Additional files include shell scripts containing basic CloudShell commands, SQL queries that can be executed in BigQuery to check data quality and the CSV file.
I made this to get acquainted with Dataproc and BigQuery services.
job.py
: This is the main PySpark script that reads the CSV data, performs some transformations, and loads the data into a BigQuery table.
gcloud_commands.sh
: This shell script contains general configuration commands for Google Cloud Shell, including authentication, project setup, and service listing.
dataproc_commands.sh
: This shell script contains commands for creating, listing, and deleting Dataproc clusters, as well as submitting PySpark jobs to a cluster.
\*.sql
: These SQL scripts are used for validating the data in the BigQuery table. They check for records with 'Return' invoices, null values in certain fields, and invalid quantities.
*.csv
: Contains invoice data for ecommerce platform.
- Google Cloud SDK
- PySpark
- Google Cloud Storage bucket
- Google BigQuery
- Authenticate your Google Cloud account using the command in
gcloud_commands.sh
. - Set your default project, compute region, and zone.

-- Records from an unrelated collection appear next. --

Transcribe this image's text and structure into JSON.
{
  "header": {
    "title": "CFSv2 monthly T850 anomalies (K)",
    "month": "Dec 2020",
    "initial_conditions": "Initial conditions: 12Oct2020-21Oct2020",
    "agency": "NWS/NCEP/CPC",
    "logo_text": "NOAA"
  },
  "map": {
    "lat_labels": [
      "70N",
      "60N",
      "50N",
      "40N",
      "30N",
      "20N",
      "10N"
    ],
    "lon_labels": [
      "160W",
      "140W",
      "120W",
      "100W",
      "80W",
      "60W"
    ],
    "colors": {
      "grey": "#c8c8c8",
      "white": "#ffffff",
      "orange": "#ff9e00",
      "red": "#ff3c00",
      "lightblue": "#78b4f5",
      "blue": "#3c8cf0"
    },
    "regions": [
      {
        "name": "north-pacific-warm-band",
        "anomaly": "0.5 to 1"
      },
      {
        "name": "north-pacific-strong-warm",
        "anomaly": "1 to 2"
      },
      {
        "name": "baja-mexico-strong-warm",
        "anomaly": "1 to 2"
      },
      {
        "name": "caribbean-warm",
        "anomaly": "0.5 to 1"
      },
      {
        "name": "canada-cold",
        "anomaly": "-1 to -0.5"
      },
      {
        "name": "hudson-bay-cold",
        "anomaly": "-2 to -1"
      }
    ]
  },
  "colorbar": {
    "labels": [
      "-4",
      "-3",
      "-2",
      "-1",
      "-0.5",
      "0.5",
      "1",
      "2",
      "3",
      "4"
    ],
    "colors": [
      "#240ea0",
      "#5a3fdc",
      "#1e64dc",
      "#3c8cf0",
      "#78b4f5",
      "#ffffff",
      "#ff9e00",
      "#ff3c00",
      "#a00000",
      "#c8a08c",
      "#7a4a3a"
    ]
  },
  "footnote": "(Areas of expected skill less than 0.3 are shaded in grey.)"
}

- Create a Dataproc cluster using the command in
dataproc_commands.sh
. - Optional: use
pip install -r requirements.txt
to install libraries in local environment. - Submit the PySpark job to the cluster using Console / CloudShell
-
Update the
PROJECT_ID, DATASET_ID, TABLE_NAME, URI, and BUCKET_NAME
variables injob.py
with your specific Google Cloud project, dataset, table, and bucket details. -
After the job completes, you can run the
\*.sql
scripts in BigQuery to validate the data.
- Delete the Dataproc cluster using the command in
dataproc_commands.sh
. - Optionally, delete the Google Cloud project to avoid incurring charges.